BUSINESS MARKETING LESSON PLAN
Marketing is the process of planning and executing the pricing, promotion and distribution of ideas, goods, and services to create exchanges between buyers and sellers.
- "Exchange" occurs when two parties each have something of value to the other: A buyer buys clothes from a department store. The "value" acquired by the store is profit and the customer acquired clothes - both gaining something to accomplish their goal.
The Marketing Mix (4 P's)
The marketing mix is the unique combination of pricing, promotion, product offerings and distribution system (place) to reach a specific group of consumers (the target market).
Target Market - the customers who are most likely to buy the firm's products. Also called target audience.
(Teachers - give examples of how different firms have different target markets. Example: fast food restaurant's target market is different than a health food store's
target audience.. Have students brainstorm different companies they use, and identify who those companies are targeting.)
The Right Principle: companies try to get the right goods to the right people at the right place at the right time at the right price using the right promotional strategies.
"The 4 P's"
Product - is the firm's goods or services they are selling. This includes not only physical unit, also package, warranty, and brand and company image.
Price - price is determined by demand for the goods and the cost of the goods.

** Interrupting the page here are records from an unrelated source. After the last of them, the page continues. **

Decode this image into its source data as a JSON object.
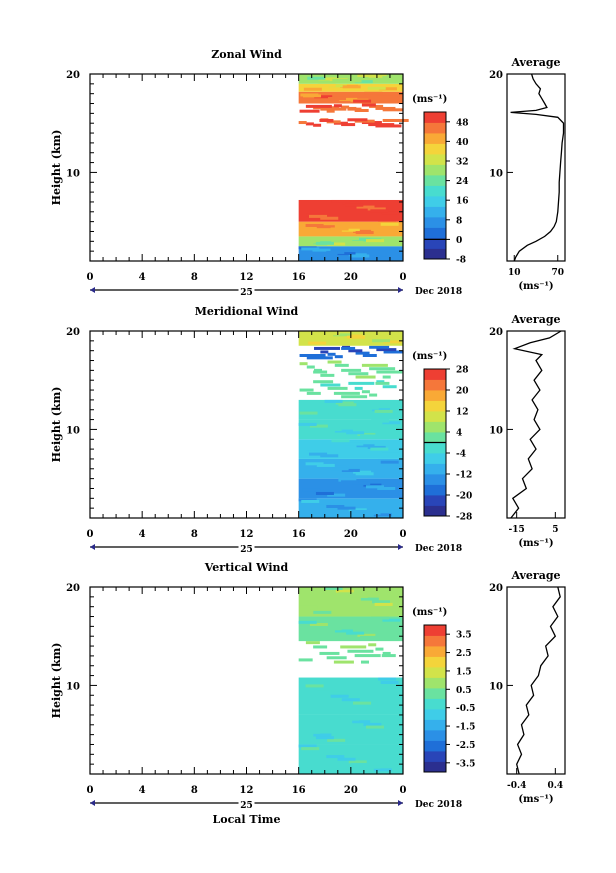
{
  "chart_data": [
    {
      "type": "heatmap",
      "title": "Zonal Wind",
      "ylabel": "Height (km)",
      "ylim": [
        1,
        20
      ],
      "yticks": [
        "10",
        "20"
      ],
      "xlim": [
        0,
        24
      ],
      "xticks": [
        "0",
        "4",
        "8",
        "12",
        "16",
        "20",
        "0"
      ],
      "date_day": "25",
      "date_label": "Dec 2018",
      "data_start_hour": 16,
      "colorbar": {
        "unit": "(ms⁻¹)",
        "vmin": -8,
        "vmax": 52,
        "ticks": [
          "-8",
          "0",
          "8",
          "16",
          "24",
          "32",
          "40",
          "48"
        ],
        "zero_line": 0
      },
      "layers": [
        {
          "z0": 1,
          "z1": 2.5,
          "value": 8
        },
        {
          "z0": 2.5,
          "z1": 3.5,
          "value": 28
        },
        {
          "z0": 3.5,
          "z1": 5,
          "value": 42
        },
        {
          "z0": 5,
          "z1": 7.2,
          "value": 48
        },
        {
          "z0": 14.5,
          "z1": 15.5,
          "value": 48,
          "sparse": true
        },
        {
          "z0": 16,
          "z1": 17,
          "value": 46,
          "sparse": true
        },
        {
          "z0": 17,
          "z1": 18.2,
          "value": 44
        },
        {
          "z0": 18.2,
          "z1": 19,
          "value": 38
        },
        {
          "z0": 19,
          "z1": 20,
          "value": 30
        }
      ],
      "profile": {
        "title": "Average",
        "xlim": [
          0,
          80
        ],
        "xticks": [
          "10",
          "70"
        ],
        "xlabel": "(ms⁻¹)",
        "points": [
          [
            10,
            1
          ],
          [
            12,
            1.4
          ],
          [
            17,
            2
          ],
          [
            28,
            2.6
          ],
          [
            40,
            3
          ],
          [
            52,
            3.5
          ],
          [
            60,
            4
          ],
          [
            65,
            4.5
          ],
          [
            68,
            5
          ],
          [
            70,
            6
          ],
          [
            71,
            7
          ],
          [
            72,
            8
          ],
          [
            72,
            9
          ],
          [
            73,
            10
          ],
          [
            74,
            11
          ],
          [
            75,
            12
          ],
          [
            76,
            13
          ],
          [
            78,
            14
          ],
          [
            78,
            15
          ],
          [
            70,
            15.6
          ],
          [
            40,
            15.9
          ],
          [
            5,
            16.1
          ],
          [
            40,
            16.3
          ],
          [
            55,
            16.6
          ],
          [
            52,
            17
          ],
          [
            48,
            17.5
          ],
          [
            44,
            18
          ],
          [
            46,
            18.5
          ],
          [
            40,
            19
          ],
          [
            36,
            19.5
          ],
          [
            34,
            20
          ]
        ]
      }
    },
    {
      "type": "heatmap",
      "title": "Meridional Wind",
      "ylabel": "Height (km)",
      "ylim": [
        1,
        20
      ],
      "yticks": [
        "10",
        "20"
      ],
      "xlim": [
        0,
        24
      ],
      "xticks": [
        "0",
        "4",
        "8",
        "12",
        "16",
        "20",
        "0"
      ],
      "date_day": "25",
      "date_label": "Dec 2018",
      "data_start_hour": 16,
      "colorbar": {
        "unit": "(ms⁻¹)",
        "vmin": -28,
        "vmax": 28,
        "ticks": [
          "-28",
          "-20",
          "-12",
          "-4",
          "4",
          "12",
          "20",
          "28"
        ],
        "zero_line": 0
      },
      "layers": [
        {
          "z0": 1,
          "z1": 3,
          "value": -12
        },
        {
          "z0": 3,
          "z1": 5,
          "value": -14
        },
        {
          "z0": 5,
          "z1": 7,
          "value": -10
        },
        {
          "z0": 7,
          "z1": 9,
          "value": -8
        },
        {
          "z0": 9,
          "z1": 11,
          "value": -4
        },
        {
          "z0": 11,
          "z1": 13,
          "value": -2
        },
        {
          "z0": 13,
          "z1": 15,
          "value": 0,
          "sparse": true
        },
        {
          "z0": 15,
          "z1": 17,
          "value": 2,
          "sparse": true
        },
        {
          "z0": 17,
          "z1": 18.5,
          "value": -20,
          "sparse": true
        },
        {
          "z0": 18.5,
          "z1": 20,
          "value": 10
        }
      ],
      "profile": {
        "title": "Average",
        "xlim": [
          -20,
          10
        ],
        "xticks": [
          "-15",
          "5"
        ],
        "xlabel": "(ms⁻¹)",
        "points": [
          [
            -18,
            1
          ],
          [
            -14,
            2
          ],
          [
            -17,
            3
          ],
          [
            -10,
            4
          ],
          [
            -12,
            5
          ],
          [
            -7,
            6
          ],
          [
            -9,
            7
          ],
          [
            -5,
            8
          ],
          [
            -8,
            9
          ],
          [
            -3,
            10
          ],
          [
            -6,
            11
          ],
          [
            -4,
            12
          ],
          [
            -7,
            13
          ],
          [
            -3,
            14
          ],
          [
            -6,
            15
          ],
          [
            -2,
            16
          ],
          [
            -5,
            17
          ],
          [
            -2,
            17.6
          ],
          [
            -16,
            18.2
          ],
          [
            -8,
            18.8
          ],
          [
            2,
            19.3
          ],
          [
            8,
            20
          ]
        ]
      }
    },
    {
      "type": "heatmap",
      "title": "Vertical Wind",
      "ylabel": "Height (km)",
      "ylim": [
        1,
        20
      ],
      "yticks": [
        "10",
        "20"
      ],
      "xlim": [
        0,
        24
      ],
      "xticks": [
        "0",
        "4",
        "8",
        "12",
        "16",
        "20",
        "0"
      ],
      "date_day": "25",
      "date_label": "Dec 2018",
      "xlabel": "Local Time",
      "data_start_hour": 16,
      "colorbar": {
        "unit": "(ms⁻¹)",
        "vmin": -4,
        "vmax": 4,
        "ticks": [
          "-3.5",
          "-2.5",
          "-1.5",
          "-0.5",
          "0.5",
          "1.5",
          "2.5",
          "3.5"
        ],
        "zero_line": null
      },
      "layers": [
        {
          "z0": 1,
          "z1": 4,
          "value": -0.3
        },
        {
          "z0": 4,
          "z1": 7,
          "value": -0.5
        },
        {
          "z0": 7,
          "z1": 10.8,
          "value": -0.4
        },
        {
          "z0": 12,
          "z1": 14.5,
          "value": 0.3,
          "sparse": true
        },
        {
          "z0": 14.5,
          "z1": 17,
          "value": 0.2
        },
        {
          "z0": 17,
          "z1": 20,
          "value": 0.6
        }
      ],
      "profile": {
        "title": "Average",
        "xlim": [
          -0.6,
          0.6
        ],
        "xticks": [
          "-0.4",
          "0.4"
        ],
        "xlabel": "(ms⁻¹)",
        "points": [
          [
            -0.35,
            1
          ],
          [
            -0.4,
            2
          ],
          [
            -0.3,
            3
          ],
          [
            -0.38,
            4
          ],
          [
            -0.25,
            5
          ],
          [
            -0.3,
            6
          ],
          [
            -0.15,
            7
          ],
          [
            -0.2,
            8
          ],
          [
            -0.05,
            9
          ],
          [
            -0.1,
            10
          ],
          [
            0.05,
            11
          ],
          [
            0.1,
            12
          ],
          [
            0.25,
            13
          ],
          [
            0.2,
            14
          ],
          [
            0.4,
            15
          ],
          [
            0.3,
            16
          ],
          [
            0.45,
            17
          ],
          [
            0.35,
            18
          ],
          [
            0.5,
            19
          ],
          [
            0.45,
            20
          ]
        ]
      }
    }
  ]
}
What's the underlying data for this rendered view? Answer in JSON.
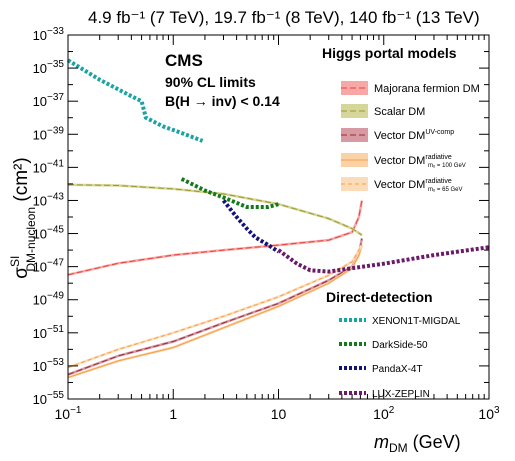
{
  "chart_data": {
    "type": "line",
    "lumi_header": "4.9 fb⁻¹ (7 TeV), 19.7 fb⁻¹ (8 TeV), 140 fb⁻¹ (13 TeV)",
    "experiment": "CMS",
    "subtitle_line1": "90% CL limits",
    "subtitle_line2": "B(H → inv) < 0.14",
    "xlabel": {
      "main": "m",
      "sub": "DM",
      "unit": " (GeV)"
    },
    "ylabel": {
      "main": "σ",
      "sup": "SI",
      "sub": "DM-nucleon",
      "unit": " (cm²)"
    },
    "x_scale": "log",
    "y_scale": "log",
    "xlim": [
      0.1,
      1000
    ],
    "ylim": [
      1e-55,
      1e-33
    ],
    "x_ticks": [
      {
        "value": 0.1,
        "base": "10",
        "exp": "−1"
      },
      {
        "value": 1,
        "base": "1",
        "exp": ""
      },
      {
        "value": 10,
        "base": "10",
        "exp": ""
      },
      {
        "value": 100,
        "base": "10",
        "exp": "2"
      },
      {
        "value": 1000,
        "base": "10",
        "exp": "3"
      }
    ],
    "y_ticks": [
      {
        "value": -55,
        "base": "10",
        "exp": "−55"
      },
      {
        "value": -53,
        "base": "10",
        "exp": "−53"
      },
      {
        "value": -51,
        "base": "10",
        "exp": "−51"
      },
      {
        "value": -49,
        "base": "10",
        "exp": "−49"
      },
      {
        "value": -47,
        "base": "10",
        "exp": "−47"
      },
      {
        "value": -45,
        "base": "10",
        "exp": "−45"
      },
      {
        "value": -43,
        "base": "10",
        "exp": "−43"
      },
      {
        "value": -41,
        "base": "10",
        "exp": "−41"
      },
      {
        "value": -39,
        "base": "10",
        "exp": "−39"
      },
      {
        "value": -37,
        "base": "10",
        "exp": "−37"
      },
      {
        "value": -35,
        "base": "10",
        "exp": "−35"
      },
      {
        "value": -33,
        "base": "10",
        "exp": "−33"
      }
    ],
    "legend_higgs_title": "Higgs portal models",
    "legend_dd_title": "Direct-detection",
    "legend_placement": "right",
    "grid": false,
    "higgs_series": [
      {
        "name": "Majorana fermion DM",
        "name_sup": "",
        "name_sub": "",
        "color": "#e8413c",
        "band": "#f7a8a6",
        "dash": "6,3",
        "points": [
          [
            0.1,
            3.2e-48
          ],
          [
            0.3,
            1.6e-47
          ],
          [
            1,
            5e-47
          ],
          [
            3,
            1e-46
          ],
          [
            10,
            2e-46
          ],
          [
            30,
            4e-46
          ],
          [
            50,
            1.2e-45
          ],
          [
            58,
            1e-44
          ],
          [
            62,
            1e-43
          ]
        ]
      },
      {
        "name": "Scalar DM",
        "name_sup": "",
        "name_sub": "",
        "color": "#9a9a2a",
        "band": "#d6d69a",
        "dash": "6,3",
        "points": [
          [
            0.1,
            9e-43
          ],
          [
            0.3,
            8e-43
          ],
          [
            1,
            5e-43
          ],
          [
            3,
            2.5e-43
          ],
          [
            10,
            6e-44
          ],
          [
            30,
            8e-45
          ],
          [
            50,
            2e-45
          ],
          [
            62,
            8e-46
          ]
        ]
      },
      {
        "name": "Vector DM",
        "name_sup": "UV-comp",
        "name_sub": "",
        "color": "#9b2a3a",
        "band": "#d79aa2",
        "dash": "6,3",
        "points": [
          [
            0.1,
            3e-54
          ],
          [
            0.3,
            4e-53
          ],
          [
            1,
            3e-52
          ],
          [
            3,
            4e-51
          ],
          [
            10,
            6e-50
          ],
          [
            30,
            1.5e-48
          ],
          [
            50,
            1e-47
          ],
          [
            58,
            6e-47
          ],
          [
            62,
            5e-46
          ]
        ]
      },
      {
        "name": "Vector DM",
        "name_sup": "radiative",
        "name_sub": "mₒ = 100 GeV",
        "color": "#f5a04a",
        "band": "#fbd2a6",
        "dash": "",
        "points": [
          [
            0.1,
            2e-54
          ],
          [
            0.3,
            2e-53
          ],
          [
            1,
            1.3e-52
          ],
          [
            3,
            2e-51
          ],
          [
            10,
            4e-50
          ],
          [
            30,
            1e-48
          ],
          [
            50,
            8e-48
          ],
          [
            58,
            5e-47
          ],
          [
            62,
            2e-46
          ]
        ]
      },
      {
        "name": "Vector DM",
        "name_sup": "radiative",
        "name_sub": "mₒ = 65 GeV",
        "color": "#f5a04a",
        "band": "#fcdcb8",
        "dash": "4,3",
        "points": [
          [
            0.1,
            8e-54
          ],
          [
            0.3,
            1e-52
          ],
          [
            1,
            1e-51
          ],
          [
            3,
            1e-50
          ],
          [
            10,
            1.5e-49
          ],
          [
            30,
            3e-48
          ],
          [
            50,
            2e-47
          ],
          [
            58,
            1e-46
          ],
          [
            62,
            2e-46
          ]
        ]
      }
    ],
    "dd_series": [
      {
        "name": "XENON1T-MIGDAL",
        "color": "#1aa3a3",
        "points": [
          [
            0.1,
            3e-35
          ],
          [
            0.2,
            2e-36
          ],
          [
            0.4,
            2e-37
          ],
          [
            0.5,
            1e-37
          ],
          [
            0.55,
            1e-38
          ],
          [
            0.8,
            3e-39
          ],
          [
            1.2,
            1.2e-39
          ],
          [
            1.9,
            4e-40
          ]
        ]
      },
      {
        "name": "DarkSide-50",
        "color": "#137a1a",
        "points": [
          [
            1.2,
            2e-42
          ],
          [
            2,
            4e-43
          ],
          [
            3,
            1.5e-43
          ],
          [
            5,
            4e-44
          ],
          [
            8,
            4e-44
          ],
          [
            10,
            6e-44
          ]
        ]
      },
      {
        "name": "PandaX-4T",
        "color": "#13137a",
        "points": [
          [
            3,
            1e-43
          ],
          [
            4,
            1e-44
          ],
          [
            5,
            2e-45
          ],
          [
            6,
            6e-46
          ],
          [
            8,
            2e-46
          ],
          [
            10,
            8e-47
          ]
        ]
      },
      {
        "name": "LUX-ZEPLIN",
        "color": "#6a1a6a",
        "points": [
          [
            10,
            1e-46
          ],
          [
            15,
            1.5e-47
          ],
          [
            20,
            6e-48
          ],
          [
            30,
            5e-48
          ],
          [
            50,
            8e-48
          ],
          [
            100,
            1.5e-47
          ],
          [
            300,
            5e-47
          ],
          [
            1000,
            1.5e-46
          ]
        ]
      }
    ]
  }
}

Examples of various pricing strategies: introductory prices, sale prices, odd pricing ($9.99 vs. $10.00).
Place/Distribution: How a product flows from producer to customer. Wholesalers link the producer of the goods to the customer.
Promotion: different elements that help increase the sale of the product. Examples: advertising, sales, public relations.
Key points to discuss:
1. Successful companies have
different marketing mixes for
2. Marketing is vital to companies because it stimulates what makes the company stay alive - sales revenue. Without Marketing, consumers don't know about the product, therefore, the company cannot sell their product.
3. Correctly identifying your target market is key to success.
Examples: NFL vs. local ballet company has very different target audiences.
(Teachers: these can be done groups or individually)
1. Students choose a company they frequently buy from. (Example: McDonalds®, Nike®, 7-11®, etc...) Have the student's identify that company's target market and marketing mix.
2. Students create their own company, including creation of product, advertising for that product to a target audience, and all the components for a successful marketing mix. This project could take several weeks, depending on the details required.